If you want to play an individual song on-demand, though, it can’t be purchased for infinite use. Plays are purchased with an in-game currency awarded for strumming through songs in the campaign or on the channels, and if you run out of in-game currency, you can buy more with real-world dollars. You can also buy a 24-hour pass for unlimited pays at $6. This is bad news, I suspect, for hardcore players who want to devote hours to individual songs, but I’m not sure Guitar Hero Live intends to attract that player base. Its competitiveness is lighter and sillier than previous entries, which gave new meaning to the words "Through Fire and Flames." This is Guitar Hero as a streamlined, casual party game, and though that 24-hour gorge option is called the party pass, the rest of the game feels built for loose, relaxed party environments.
Players who will play it the most obsessively and competitively, the people who will dedicate the most time to its intricacies and library, are also likely to pay the most for the service. And for everyone else, there are a couple constant streams of music built into a brilliant reboot of music video networks and accompanied by a free massive catalog of songs that, according to Activision, will expand by another 70 songs or so before year’s end.
Activision has deployed what, at face value, scans as a money-first strategy — remove song ownership, charge per play, abandon the back catalog. But with the help of smart design — the franchise has been entrusted with FreeStyle games, who created the critically adored, financially disappointing DJ Hero games — it has created something new and better.
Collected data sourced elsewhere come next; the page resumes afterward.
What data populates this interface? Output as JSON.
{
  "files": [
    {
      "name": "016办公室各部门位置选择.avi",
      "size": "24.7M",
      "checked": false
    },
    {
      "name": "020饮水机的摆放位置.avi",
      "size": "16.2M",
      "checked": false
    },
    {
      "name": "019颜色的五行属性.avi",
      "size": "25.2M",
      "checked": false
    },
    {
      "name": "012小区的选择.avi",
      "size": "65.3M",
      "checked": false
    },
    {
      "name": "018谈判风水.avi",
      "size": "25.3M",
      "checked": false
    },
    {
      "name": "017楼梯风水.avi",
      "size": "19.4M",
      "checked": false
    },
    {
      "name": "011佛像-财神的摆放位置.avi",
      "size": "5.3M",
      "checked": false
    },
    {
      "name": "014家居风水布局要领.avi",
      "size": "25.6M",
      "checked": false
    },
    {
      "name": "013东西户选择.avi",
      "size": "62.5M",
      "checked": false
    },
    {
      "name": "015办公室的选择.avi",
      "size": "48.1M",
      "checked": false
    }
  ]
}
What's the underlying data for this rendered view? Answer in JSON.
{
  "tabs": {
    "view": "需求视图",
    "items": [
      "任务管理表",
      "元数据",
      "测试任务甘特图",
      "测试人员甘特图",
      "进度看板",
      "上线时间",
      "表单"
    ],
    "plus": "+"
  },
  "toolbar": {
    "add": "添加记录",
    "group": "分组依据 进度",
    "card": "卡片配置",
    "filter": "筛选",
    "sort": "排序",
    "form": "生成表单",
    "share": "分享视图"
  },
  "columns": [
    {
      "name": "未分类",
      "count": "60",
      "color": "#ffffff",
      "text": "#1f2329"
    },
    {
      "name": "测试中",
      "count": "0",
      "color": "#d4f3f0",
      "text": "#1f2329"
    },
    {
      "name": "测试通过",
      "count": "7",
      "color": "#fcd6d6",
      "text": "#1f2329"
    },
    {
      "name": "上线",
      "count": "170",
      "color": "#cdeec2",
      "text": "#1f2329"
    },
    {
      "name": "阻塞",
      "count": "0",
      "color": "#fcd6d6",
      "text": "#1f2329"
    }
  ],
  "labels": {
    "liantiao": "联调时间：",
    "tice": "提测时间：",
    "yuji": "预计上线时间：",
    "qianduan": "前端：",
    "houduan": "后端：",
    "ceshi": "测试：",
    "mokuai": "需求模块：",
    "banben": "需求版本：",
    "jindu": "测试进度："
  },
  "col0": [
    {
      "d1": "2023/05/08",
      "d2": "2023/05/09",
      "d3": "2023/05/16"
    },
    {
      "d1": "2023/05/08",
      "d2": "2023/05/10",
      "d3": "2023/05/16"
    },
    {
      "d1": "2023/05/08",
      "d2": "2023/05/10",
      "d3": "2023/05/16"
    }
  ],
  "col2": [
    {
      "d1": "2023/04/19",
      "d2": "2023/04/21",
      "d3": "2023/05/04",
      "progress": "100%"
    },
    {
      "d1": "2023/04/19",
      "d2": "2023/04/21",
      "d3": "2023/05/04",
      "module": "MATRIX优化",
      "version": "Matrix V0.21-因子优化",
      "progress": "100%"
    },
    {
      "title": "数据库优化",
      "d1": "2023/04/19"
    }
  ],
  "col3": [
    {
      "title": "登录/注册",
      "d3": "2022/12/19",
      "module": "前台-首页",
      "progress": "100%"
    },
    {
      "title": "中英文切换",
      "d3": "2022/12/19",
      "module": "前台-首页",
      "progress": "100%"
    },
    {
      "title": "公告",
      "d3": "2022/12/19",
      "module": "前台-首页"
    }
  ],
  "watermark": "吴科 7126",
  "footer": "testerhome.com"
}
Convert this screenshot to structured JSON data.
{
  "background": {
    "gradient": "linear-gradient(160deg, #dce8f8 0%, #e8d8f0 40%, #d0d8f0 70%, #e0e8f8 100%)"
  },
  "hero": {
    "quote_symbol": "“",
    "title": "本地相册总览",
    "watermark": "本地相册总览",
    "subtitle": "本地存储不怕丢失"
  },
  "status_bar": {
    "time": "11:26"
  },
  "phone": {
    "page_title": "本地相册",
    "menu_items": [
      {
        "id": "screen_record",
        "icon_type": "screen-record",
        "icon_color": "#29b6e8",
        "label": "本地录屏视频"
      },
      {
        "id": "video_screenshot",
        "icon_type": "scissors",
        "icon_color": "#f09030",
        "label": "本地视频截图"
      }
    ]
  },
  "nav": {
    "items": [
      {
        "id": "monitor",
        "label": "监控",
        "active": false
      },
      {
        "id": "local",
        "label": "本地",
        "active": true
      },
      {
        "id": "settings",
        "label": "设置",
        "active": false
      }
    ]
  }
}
Guitar Hero Live’s structure is, for me and for most people who play these games for fun and not sport, better. It looks better, it plays better, and it provides more. I prefer it.
Years ago we witnessed a partnership of art and commerce in the joining of Blizzard and Activision, and the result is like good pop music. It’s a little fluffy, a lot corporate, and damn is it hard to resist.
Available now on mobile devices, PlayStation 4, Xbox One, Wii U, Playstation 3, and Xbox 360.